Notation for "all integers less than $n$" Is there a short mathematical notation for all integers less than $n$ where $n$ itself is some integer? The only thing that comes to mind is
$$\mathbb{Z} \cap (-\infty, n),$$
But this is pretty ugly and involves reals. Is there a better way to do this symbolically, or should I just describe such set with words?
 A: $ \mathbb{Z}^{< n} $ is sometimes used (I personally like the notation $ \mathbb{Z}_{< n} $ more as I like to reserve the right upper corner for powers, but I don't think I have seen others use it). The $< n$ in the top right can look a little bit weird, because there is no variable on the left side.

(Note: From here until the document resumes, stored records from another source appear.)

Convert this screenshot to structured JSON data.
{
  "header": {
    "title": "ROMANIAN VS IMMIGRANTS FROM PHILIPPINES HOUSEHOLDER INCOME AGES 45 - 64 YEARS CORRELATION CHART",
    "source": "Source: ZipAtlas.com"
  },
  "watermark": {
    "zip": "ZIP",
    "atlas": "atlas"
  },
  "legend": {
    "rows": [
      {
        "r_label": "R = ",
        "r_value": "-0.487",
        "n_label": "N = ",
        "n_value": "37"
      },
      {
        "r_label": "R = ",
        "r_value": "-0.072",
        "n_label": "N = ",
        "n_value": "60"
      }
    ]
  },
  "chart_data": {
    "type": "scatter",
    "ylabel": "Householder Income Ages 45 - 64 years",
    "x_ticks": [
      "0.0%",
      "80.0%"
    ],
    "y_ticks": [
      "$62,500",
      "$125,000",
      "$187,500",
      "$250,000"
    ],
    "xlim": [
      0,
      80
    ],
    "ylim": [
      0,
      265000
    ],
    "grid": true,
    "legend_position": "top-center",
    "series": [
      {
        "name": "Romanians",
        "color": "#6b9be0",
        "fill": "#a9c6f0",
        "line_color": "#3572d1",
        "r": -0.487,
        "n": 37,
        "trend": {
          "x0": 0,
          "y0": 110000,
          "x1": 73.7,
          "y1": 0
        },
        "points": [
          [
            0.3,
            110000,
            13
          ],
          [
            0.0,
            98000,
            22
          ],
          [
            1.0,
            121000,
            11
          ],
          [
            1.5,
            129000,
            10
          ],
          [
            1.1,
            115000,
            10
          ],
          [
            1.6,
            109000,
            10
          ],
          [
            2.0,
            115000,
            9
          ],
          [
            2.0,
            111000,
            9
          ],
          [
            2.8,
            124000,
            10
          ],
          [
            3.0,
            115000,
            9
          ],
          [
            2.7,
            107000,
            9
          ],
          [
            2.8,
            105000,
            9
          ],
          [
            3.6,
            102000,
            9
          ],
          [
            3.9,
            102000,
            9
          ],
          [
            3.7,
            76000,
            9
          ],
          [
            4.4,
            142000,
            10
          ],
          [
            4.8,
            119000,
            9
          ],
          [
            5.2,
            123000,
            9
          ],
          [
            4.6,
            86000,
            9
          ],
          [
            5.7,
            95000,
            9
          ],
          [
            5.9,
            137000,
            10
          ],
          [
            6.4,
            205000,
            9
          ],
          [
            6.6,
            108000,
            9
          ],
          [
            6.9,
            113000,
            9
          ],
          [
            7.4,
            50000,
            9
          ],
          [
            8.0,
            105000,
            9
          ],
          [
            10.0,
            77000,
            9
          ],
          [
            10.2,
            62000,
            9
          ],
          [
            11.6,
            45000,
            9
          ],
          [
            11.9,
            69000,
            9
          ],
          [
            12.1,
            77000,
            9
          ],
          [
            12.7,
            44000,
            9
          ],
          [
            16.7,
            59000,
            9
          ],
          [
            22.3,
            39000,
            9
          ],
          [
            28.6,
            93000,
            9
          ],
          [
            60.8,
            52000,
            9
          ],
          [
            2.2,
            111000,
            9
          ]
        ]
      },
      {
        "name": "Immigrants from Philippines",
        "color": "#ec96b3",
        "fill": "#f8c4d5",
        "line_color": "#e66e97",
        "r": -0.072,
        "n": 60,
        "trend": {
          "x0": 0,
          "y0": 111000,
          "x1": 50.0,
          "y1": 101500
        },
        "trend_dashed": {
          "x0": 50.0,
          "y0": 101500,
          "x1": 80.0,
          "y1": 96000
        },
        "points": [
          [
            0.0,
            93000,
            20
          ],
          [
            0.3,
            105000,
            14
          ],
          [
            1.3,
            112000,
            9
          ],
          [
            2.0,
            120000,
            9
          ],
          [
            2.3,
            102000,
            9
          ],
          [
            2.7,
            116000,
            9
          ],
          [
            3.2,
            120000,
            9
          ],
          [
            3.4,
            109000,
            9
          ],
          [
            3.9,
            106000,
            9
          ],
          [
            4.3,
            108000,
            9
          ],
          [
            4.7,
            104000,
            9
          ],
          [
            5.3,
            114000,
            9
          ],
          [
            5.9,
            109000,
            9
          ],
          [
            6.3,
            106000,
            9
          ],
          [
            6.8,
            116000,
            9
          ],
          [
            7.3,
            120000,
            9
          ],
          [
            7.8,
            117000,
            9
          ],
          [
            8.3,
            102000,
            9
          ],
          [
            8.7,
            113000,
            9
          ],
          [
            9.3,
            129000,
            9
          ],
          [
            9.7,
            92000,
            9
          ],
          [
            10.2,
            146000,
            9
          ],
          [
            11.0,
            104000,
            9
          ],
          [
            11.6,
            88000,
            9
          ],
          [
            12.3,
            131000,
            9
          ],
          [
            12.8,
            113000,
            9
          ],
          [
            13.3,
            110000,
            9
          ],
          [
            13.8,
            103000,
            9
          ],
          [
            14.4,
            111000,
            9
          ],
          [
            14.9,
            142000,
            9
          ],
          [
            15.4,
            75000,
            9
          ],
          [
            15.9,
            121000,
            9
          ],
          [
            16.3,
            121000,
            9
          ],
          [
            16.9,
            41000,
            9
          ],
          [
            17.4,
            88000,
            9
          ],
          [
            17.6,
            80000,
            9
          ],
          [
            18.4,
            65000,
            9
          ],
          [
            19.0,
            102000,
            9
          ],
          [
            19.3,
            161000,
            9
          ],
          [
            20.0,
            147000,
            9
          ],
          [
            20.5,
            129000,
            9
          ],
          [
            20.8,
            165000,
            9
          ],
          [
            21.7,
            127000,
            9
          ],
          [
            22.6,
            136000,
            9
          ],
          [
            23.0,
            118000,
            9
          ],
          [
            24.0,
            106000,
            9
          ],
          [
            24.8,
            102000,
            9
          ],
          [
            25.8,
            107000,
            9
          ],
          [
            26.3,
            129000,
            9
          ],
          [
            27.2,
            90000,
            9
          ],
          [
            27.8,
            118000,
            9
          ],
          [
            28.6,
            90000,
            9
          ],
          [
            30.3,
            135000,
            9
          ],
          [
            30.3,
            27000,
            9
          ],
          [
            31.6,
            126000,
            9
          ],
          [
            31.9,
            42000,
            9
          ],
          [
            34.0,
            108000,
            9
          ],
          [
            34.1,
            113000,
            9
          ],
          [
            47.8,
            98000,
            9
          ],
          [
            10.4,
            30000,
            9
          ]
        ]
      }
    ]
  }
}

Another option is $ k \in \mathbb{Z} $, with $ k < n$. It is also pretty common to just write "for all integers less than $n$" as you did. I think these two options are the most commonly used.
Also, you could write 'for $k \in \{ j \in \mathbb{Z} : j < n \}$', but I don't think many authors would do so. I'm sure there are some other possibilities, but these are the most common ones I can think of.
A: I would use 
$$ \{ x \in \mathbb Z \mid x < n \} . $$
A: I have seen the notation $[k<n]$ used several times, first in a combinatorics class when I was an undergrad, and then in another place. By induction, it should hold for all authors.
A: Maybe (almost surely) it's not so standard, but sometimes I saw the use of $\bar{n} $ to indicate the set of natural numbers less or equal to $ n $. I suppose there is an analogue notation for integers.
For references: I found this notation in several random pdfs downloaded from Internet, not "ufficial" books (at least book i know). I addee this answer because I found the notation suitable for someone who doesn't want to write "long" formulas :)